Photogenic it is not, but this casserole is deeeeelicious!
Chewy and nutrient-packed quinoa is folded into a velvety herb cheese sauce speckled with tender broccoli florets and then crowned with a crunchy panko breadcrumb topping. The whole shebang is baked to a gooey + crispy perfection.
Kids & adults alike are sure to love it!
Cheesy Garlic & Herb Broccoli Quinoa Casserole
Prep Time: 10 minutes
Cook Time: 30 minutes
Keywords: bake main entree vegetarian cheese quinoa
Ingredients (4-6 servings)
- 1 cup uncooked quinoa, soaked for at least 20 minutes and drained
- 2 cups low-sodium chicken broth (preferably organic) or water
- 3 Tbsp olive oil
- 3 Tbsp flour
- 1 1/2 cups 1% low fat milk, preferably organic
- 1 (8 oz) block Cabot Garlic & Herb Cheddar Cheese, shredded
- Kosher salt and freshly ground black pepper, to taste
- 1 1/2 cups finely chopped broccoli florets, preferably organic
- 2 Tbsp butter, melted
- 2 Tbsp olive oil
- 1 cup unseasoned Panko breadcrumbs (preferably whole wheat)
Preheat oven to 375°F.
Combine drained quinoa and 2 cups broth or water in a medium saucepan set over medium-high heat. Bring to a boil, stir briefly, then cover and lower heat. Simmer for 15 minutes, or until liquid is absorbed. Set aside.

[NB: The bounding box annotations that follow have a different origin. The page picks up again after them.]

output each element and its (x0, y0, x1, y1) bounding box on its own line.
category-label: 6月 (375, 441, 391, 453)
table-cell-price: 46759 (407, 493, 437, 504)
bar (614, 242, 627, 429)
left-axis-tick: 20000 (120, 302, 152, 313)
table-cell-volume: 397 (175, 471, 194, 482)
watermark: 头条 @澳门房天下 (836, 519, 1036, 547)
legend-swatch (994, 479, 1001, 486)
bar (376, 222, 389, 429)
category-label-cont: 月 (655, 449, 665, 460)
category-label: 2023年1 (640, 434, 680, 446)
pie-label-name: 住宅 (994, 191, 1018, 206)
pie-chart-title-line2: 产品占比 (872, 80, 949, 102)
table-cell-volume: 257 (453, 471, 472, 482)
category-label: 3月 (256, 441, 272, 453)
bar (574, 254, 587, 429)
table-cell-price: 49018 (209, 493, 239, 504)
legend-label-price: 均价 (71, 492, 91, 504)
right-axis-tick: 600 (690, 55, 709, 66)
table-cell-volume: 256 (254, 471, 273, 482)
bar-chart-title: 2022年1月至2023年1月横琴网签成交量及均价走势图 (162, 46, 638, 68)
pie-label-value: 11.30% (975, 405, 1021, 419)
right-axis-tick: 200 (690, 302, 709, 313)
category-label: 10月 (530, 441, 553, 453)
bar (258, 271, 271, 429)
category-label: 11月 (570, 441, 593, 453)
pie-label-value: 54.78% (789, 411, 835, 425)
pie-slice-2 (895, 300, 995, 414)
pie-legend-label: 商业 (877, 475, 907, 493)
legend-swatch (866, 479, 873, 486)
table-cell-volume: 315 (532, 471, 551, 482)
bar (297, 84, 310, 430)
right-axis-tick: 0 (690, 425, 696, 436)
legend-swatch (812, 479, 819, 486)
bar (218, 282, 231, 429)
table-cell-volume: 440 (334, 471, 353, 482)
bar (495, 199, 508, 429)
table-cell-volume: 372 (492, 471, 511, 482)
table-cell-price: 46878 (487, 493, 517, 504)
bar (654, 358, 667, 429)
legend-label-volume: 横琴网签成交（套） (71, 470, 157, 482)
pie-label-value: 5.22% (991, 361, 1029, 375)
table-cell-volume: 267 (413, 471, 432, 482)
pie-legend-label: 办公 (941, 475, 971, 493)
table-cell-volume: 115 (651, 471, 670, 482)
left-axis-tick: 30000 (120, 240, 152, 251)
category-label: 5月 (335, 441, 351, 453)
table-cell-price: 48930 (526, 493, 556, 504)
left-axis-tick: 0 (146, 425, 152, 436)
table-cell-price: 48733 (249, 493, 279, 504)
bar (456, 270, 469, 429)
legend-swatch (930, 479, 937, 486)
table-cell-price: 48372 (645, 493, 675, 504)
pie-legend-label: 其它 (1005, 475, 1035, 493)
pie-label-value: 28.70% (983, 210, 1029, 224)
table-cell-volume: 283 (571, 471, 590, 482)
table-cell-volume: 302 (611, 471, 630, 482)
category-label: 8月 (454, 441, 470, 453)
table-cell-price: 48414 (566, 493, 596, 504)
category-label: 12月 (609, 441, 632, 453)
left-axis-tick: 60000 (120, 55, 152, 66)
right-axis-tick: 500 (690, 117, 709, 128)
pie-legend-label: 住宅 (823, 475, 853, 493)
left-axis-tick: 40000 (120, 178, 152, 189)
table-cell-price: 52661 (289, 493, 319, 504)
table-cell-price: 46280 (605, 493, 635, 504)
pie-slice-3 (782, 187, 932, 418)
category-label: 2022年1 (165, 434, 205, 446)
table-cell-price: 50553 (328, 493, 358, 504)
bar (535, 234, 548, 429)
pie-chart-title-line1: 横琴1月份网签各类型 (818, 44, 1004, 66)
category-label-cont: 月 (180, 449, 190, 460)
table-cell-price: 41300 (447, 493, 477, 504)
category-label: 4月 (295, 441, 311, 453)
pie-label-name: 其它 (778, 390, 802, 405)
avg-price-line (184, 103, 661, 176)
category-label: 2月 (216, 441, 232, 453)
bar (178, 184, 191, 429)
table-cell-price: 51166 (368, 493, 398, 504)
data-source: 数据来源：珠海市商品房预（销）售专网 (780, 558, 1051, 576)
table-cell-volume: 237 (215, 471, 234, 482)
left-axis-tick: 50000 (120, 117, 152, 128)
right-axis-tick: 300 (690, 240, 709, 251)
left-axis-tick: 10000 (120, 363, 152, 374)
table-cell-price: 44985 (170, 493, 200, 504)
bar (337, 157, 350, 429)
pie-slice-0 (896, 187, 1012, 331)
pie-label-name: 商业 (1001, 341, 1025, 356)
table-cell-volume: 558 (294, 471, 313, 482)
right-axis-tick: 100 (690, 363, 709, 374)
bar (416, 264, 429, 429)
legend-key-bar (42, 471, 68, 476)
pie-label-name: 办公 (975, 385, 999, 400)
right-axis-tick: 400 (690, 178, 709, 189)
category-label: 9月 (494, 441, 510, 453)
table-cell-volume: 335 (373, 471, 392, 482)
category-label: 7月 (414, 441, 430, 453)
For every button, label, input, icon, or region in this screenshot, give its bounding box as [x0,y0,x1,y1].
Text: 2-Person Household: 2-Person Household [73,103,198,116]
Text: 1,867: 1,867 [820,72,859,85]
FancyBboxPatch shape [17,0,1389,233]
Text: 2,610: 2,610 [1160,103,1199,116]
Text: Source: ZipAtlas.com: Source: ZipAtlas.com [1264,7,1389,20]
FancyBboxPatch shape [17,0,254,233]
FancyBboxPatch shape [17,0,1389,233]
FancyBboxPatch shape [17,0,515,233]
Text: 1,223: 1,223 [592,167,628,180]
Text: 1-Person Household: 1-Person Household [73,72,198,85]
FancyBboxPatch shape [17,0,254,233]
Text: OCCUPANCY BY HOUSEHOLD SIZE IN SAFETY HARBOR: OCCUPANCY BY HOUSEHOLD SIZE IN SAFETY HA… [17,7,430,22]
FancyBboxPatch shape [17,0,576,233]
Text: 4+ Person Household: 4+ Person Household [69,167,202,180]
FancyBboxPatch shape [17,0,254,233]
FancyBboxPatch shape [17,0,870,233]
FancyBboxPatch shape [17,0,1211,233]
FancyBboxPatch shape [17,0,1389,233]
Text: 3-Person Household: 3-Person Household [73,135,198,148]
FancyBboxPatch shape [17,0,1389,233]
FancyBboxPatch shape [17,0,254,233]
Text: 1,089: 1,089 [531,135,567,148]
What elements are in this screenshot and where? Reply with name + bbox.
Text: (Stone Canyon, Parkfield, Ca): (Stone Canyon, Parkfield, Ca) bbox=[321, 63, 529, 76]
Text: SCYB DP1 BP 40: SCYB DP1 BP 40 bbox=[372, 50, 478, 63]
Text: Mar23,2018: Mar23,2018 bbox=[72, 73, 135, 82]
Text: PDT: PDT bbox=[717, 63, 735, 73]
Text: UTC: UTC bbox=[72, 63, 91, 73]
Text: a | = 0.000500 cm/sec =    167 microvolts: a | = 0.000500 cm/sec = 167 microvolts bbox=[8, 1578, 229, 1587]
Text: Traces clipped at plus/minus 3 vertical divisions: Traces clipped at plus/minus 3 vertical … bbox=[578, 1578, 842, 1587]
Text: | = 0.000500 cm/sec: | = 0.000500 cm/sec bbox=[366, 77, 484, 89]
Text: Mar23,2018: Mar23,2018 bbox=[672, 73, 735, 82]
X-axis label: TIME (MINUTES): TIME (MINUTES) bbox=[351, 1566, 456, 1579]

While the quinoa cooks, heat 3 Tbsp olive oil in a medium saucepan set over medium-high heat. Whisk in flour and cook, whisking constantly, for 30 seconds.
While whisking, slowly stream in milk. Whisk constantly until the mixture thickens and coats the back of a spoon, about 4-5 minutes.
Remove from heat, stir in shredded cheese and chopped broccoli, and season to taste with salt and & pepper. Combine with cooked quinoa. Spread evenly in a casserole dish (I used an 11 inch oval dish).
In a small bowl, combine melted butter, 2 Tbsp olive oil, and breadcrumbs. Stir until the the breadcrumbs are fully moistened. Scatter evenly over the quinoa.
Bake for 15 minutes, or until the top is golden brown.